Depuis 2017, le RNI a fait du respect strict de son calendrier interne une marque de fabrique. Cette session du 10 janvier s’inscrit dans cette volonté d’afficher une stabilité et une force organisationnelle continue.

Toutefois, cette discipline institutionnelle sera mise à l’épreuve par le contexte actuel. À moins d’un an du scrutin, l’enjeu pour la direction est de transformer cette régularité en une véritable dynamique de terrain, dépassant le simple cadre des réunions au sommet.

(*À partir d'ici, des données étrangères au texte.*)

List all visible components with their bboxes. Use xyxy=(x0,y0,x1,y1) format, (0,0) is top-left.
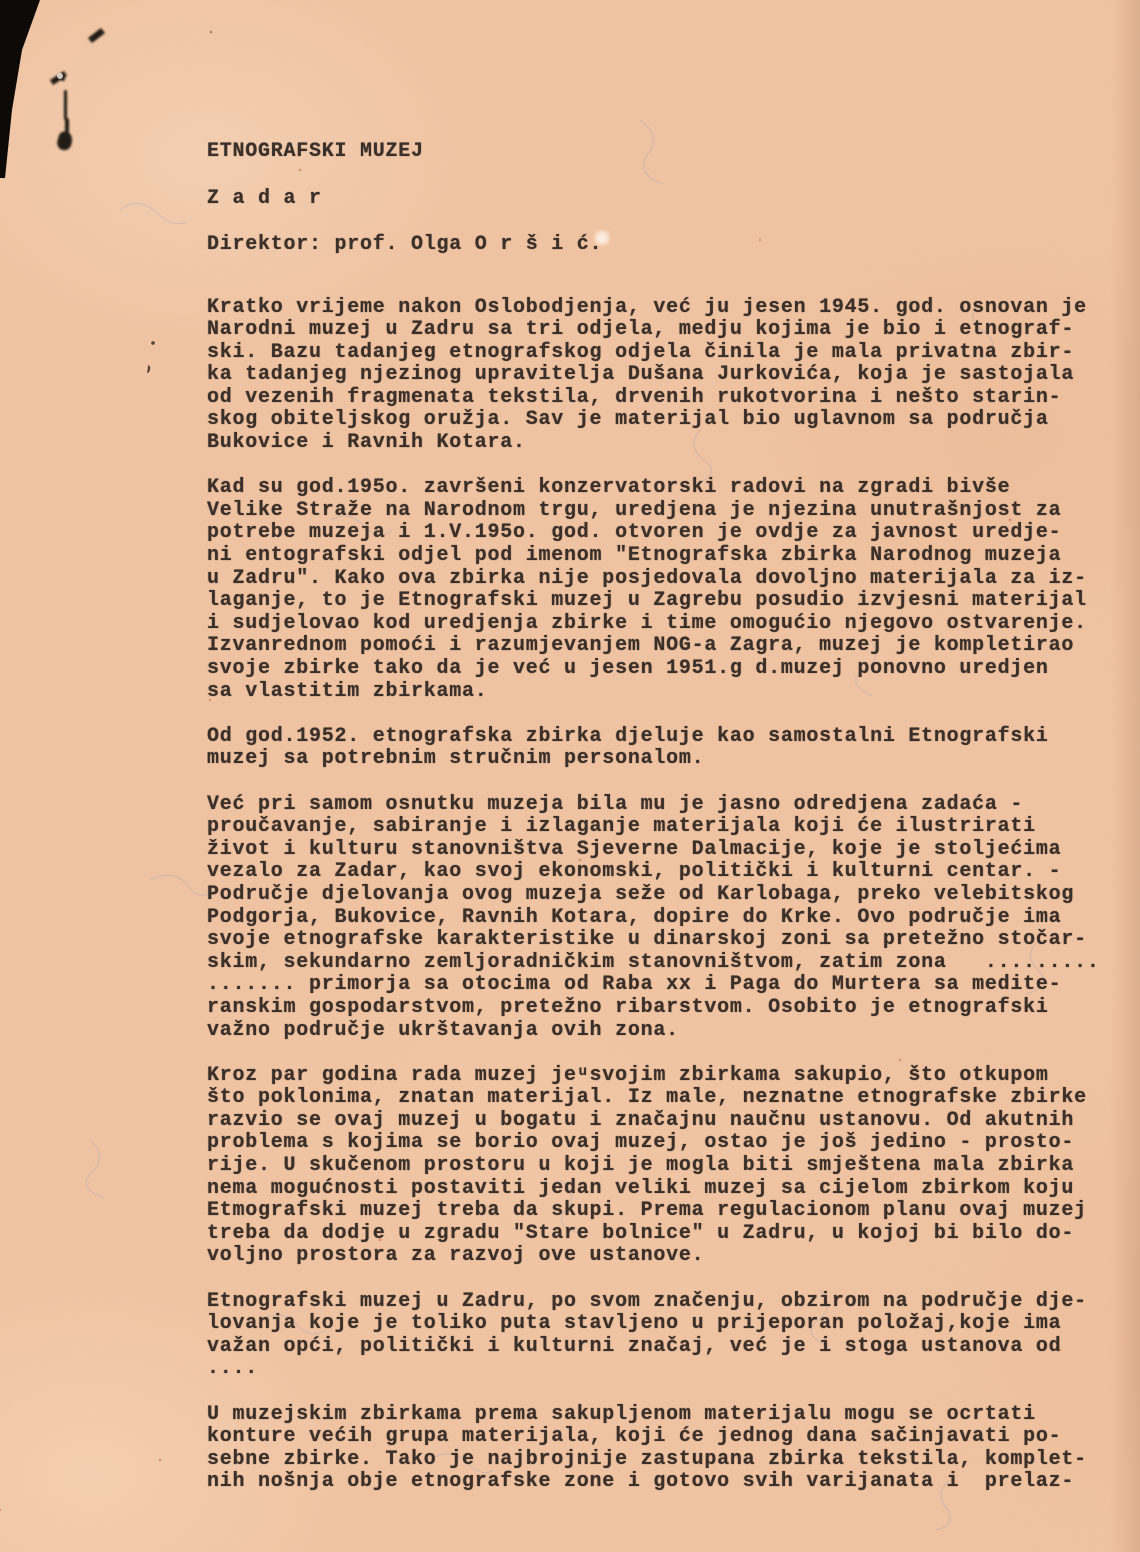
ink-marks xyxy=(50,28,105,150)
paragraph: Kratko vrijeme nakon Oslobodjenja, već j… xyxy=(207,297,1122,455)
document-page: ETNOGRAFSKI MUZEJ Z a d a r Direktor: pr… xyxy=(0,0,1140,1552)
paragraph: Od god.1952. etnografska zbirka djeluje … xyxy=(207,726,1122,771)
document-director-line: Direktor: prof. Olga O r š i ć. xyxy=(207,234,1122,257)
document-title: ETNOGRAFSKI MUZEJ xyxy=(207,141,1122,164)
paragraph: Kad su god.195o. završeni konzervatorski… xyxy=(207,477,1122,703)
paragraph: Već pri samom osnutku muzeja bila mu je … xyxy=(207,794,1122,1043)
paragraph: Etnografski muzej u Zadru, po svom znače… xyxy=(207,1291,1122,1381)
paragraphs: Kratko vrijeme nakon Oslobodjenja, već j… xyxy=(207,297,1122,1494)
typed-content: ETNOGRAFSKI MUZEJ Z a d a r Direktor: pr… xyxy=(207,141,1122,1517)
margin-specks xyxy=(147,31,212,373)
paragraph: Kroz par godina rada muzej jeᵘsvojim zbi… xyxy=(207,1065,1122,1268)
ink-mark-highlight xyxy=(57,73,63,79)
torn-corner xyxy=(0,0,40,178)
paragraph: U muzejskim zbirkama prema sakupljenom m… xyxy=(207,1404,1122,1494)
right-edge-crease xyxy=(1110,0,1140,1552)
document-city: Z a d a r xyxy=(207,188,1122,211)
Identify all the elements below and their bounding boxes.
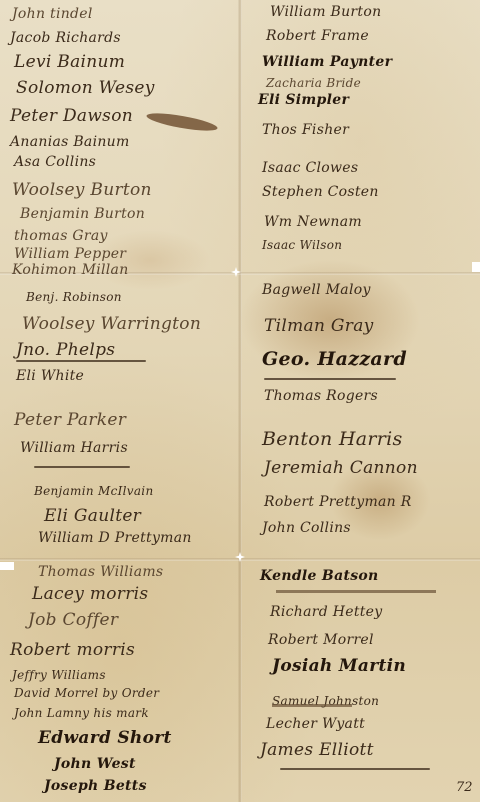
signature: Woolsey Warrington: [22, 314, 201, 334]
signature: Josiah Martin: [272, 656, 406, 676]
signature: William D Prettyman: [38, 530, 192, 546]
signature: Isaac Clowes: [262, 160, 358, 176]
signature: Eli White: [16, 368, 84, 384]
signature: Stephen Costen: [262, 184, 379, 200]
signature: John Collins: [262, 520, 351, 536]
signature: thomas Gray: [14, 228, 108, 244]
signature: Robert Frame: [266, 28, 369, 44]
edge-tear: [472, 262, 480, 272]
signature: Edward Short: [38, 728, 172, 748]
signature: Asa Collins: [14, 154, 96, 170]
signature: Thomas Rogers: [264, 388, 378, 404]
signature: Robert morris: [10, 640, 135, 660]
document-page: John tindel Jacob Richards Levi Bainum S…: [0, 0, 480, 802]
signature: James Elliott: [260, 740, 374, 760]
signature: Thos Fisher: [262, 122, 349, 138]
signature-flourish: [264, 378, 396, 380]
signature-flourish: [34, 466, 130, 468]
signature: Geo. Hazzard: [262, 348, 407, 370]
signature: Jacob Richards: [10, 30, 121, 46]
signature: Benjamin Burton: [20, 206, 145, 222]
signature: William Burton: [270, 4, 381, 20]
signature: Kendle Batson: [260, 568, 379, 584]
ink-blot: [146, 110, 219, 134]
signature: Eli Gaulter: [44, 506, 141, 526]
signature: Ananias Bainum: [10, 134, 130, 150]
edge-tear: [0, 562, 14, 570]
signature: Jeremiah Cannon: [264, 458, 418, 478]
signature: Jeffry Williams: [12, 668, 106, 682]
signature: Wm Newnam: [264, 214, 362, 230]
signature: Zacharia Bride: [266, 76, 361, 90]
signature: Bagwell Maloy: [262, 282, 371, 298]
signature: Isaac Wilson: [262, 238, 342, 252]
signature: Jno. Phelps: [16, 340, 115, 360]
signature: Benjamin McIlvain: [34, 484, 153, 498]
signature: Solomon Wesey: [16, 78, 155, 98]
ink-smear: [276, 590, 436, 593]
signature: Woolsey Burton: [12, 180, 152, 200]
signature: William Paynter: [262, 54, 392, 70]
signature: Peter Parker: [14, 410, 126, 430]
signature: William Harris: [20, 440, 128, 456]
signature: Lacey morris: [32, 584, 148, 604]
signature: Robert Morrel: [268, 632, 374, 648]
signature: Benton Harris: [262, 428, 403, 450]
signature: John Lamny his mark: [14, 706, 149, 720]
signature-flourish: [280, 768, 430, 770]
signature-flourish: [16, 360, 146, 362]
signature: Robert Prettyman R: [264, 494, 412, 510]
signature: Tilman Gray: [264, 316, 374, 336]
strikethrough: [272, 704, 352, 707]
signature: Richard Hettey: [270, 604, 382, 620]
signature: Benj. Robinson: [26, 290, 122, 304]
signature: Job Coffer: [28, 610, 118, 630]
signature: Levi Bainum: [14, 52, 125, 72]
signature: Kohimon Millan: [12, 262, 129, 278]
signature: Joseph Betts: [44, 778, 147, 794]
signature: Peter Dawson: [10, 106, 133, 126]
page-number: 72: [456, 780, 473, 795]
signature: John tindel: [12, 6, 93, 22]
signature: John West: [54, 756, 136, 772]
signature: David Morrel by Order: [14, 686, 159, 700]
signature: Eli Simpler: [258, 92, 349, 108]
vertical-fold-line: [238, 0, 242, 802]
signature: Thomas Williams: [38, 564, 163, 580]
signature: William Pepper: [14, 246, 126, 262]
signature: Lecher Wyatt: [266, 716, 365, 732]
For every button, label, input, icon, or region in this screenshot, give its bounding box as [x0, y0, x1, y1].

Du « bilan » à la « mobilisation » : l’après-Tanger

Cette réunion intervient quelques semaines après la clôture du « Parcours des réalisations » (Masar al-Injazat) à Tanger. Si cette tournée nationale a permis de mettre en avant les réformes portées par le gouvernement sous la présidence du RNI, le conseil national devra désormais traduire ces acquis en arguments électoraux.

Ce rassemblement des membres en ce début d’année 2026 souligne la nécessité de resserrer les rangs. En effet, l’usure naturelle liée à l’exercice du pouvoir impose au RNI de remobiliser sa base et de s’assurer que le discours sur les « réalisations » trouve un écho favorable auprès de ses propres cadres régionaux, qui seront en première ligne lors du prochain scrutin.

La réussite de ce 10 janvier se mesurera à la capacité du RNI à projeter une image d’unité. Pour le chef de file de la majorité, les enjeux seront de valider un bilan tout en préparant ses troupes à une compétition électorale qui s’annonce intense, où chaque détail d’organisation interne pourrait peser sur la crédibilité de son offre politique future.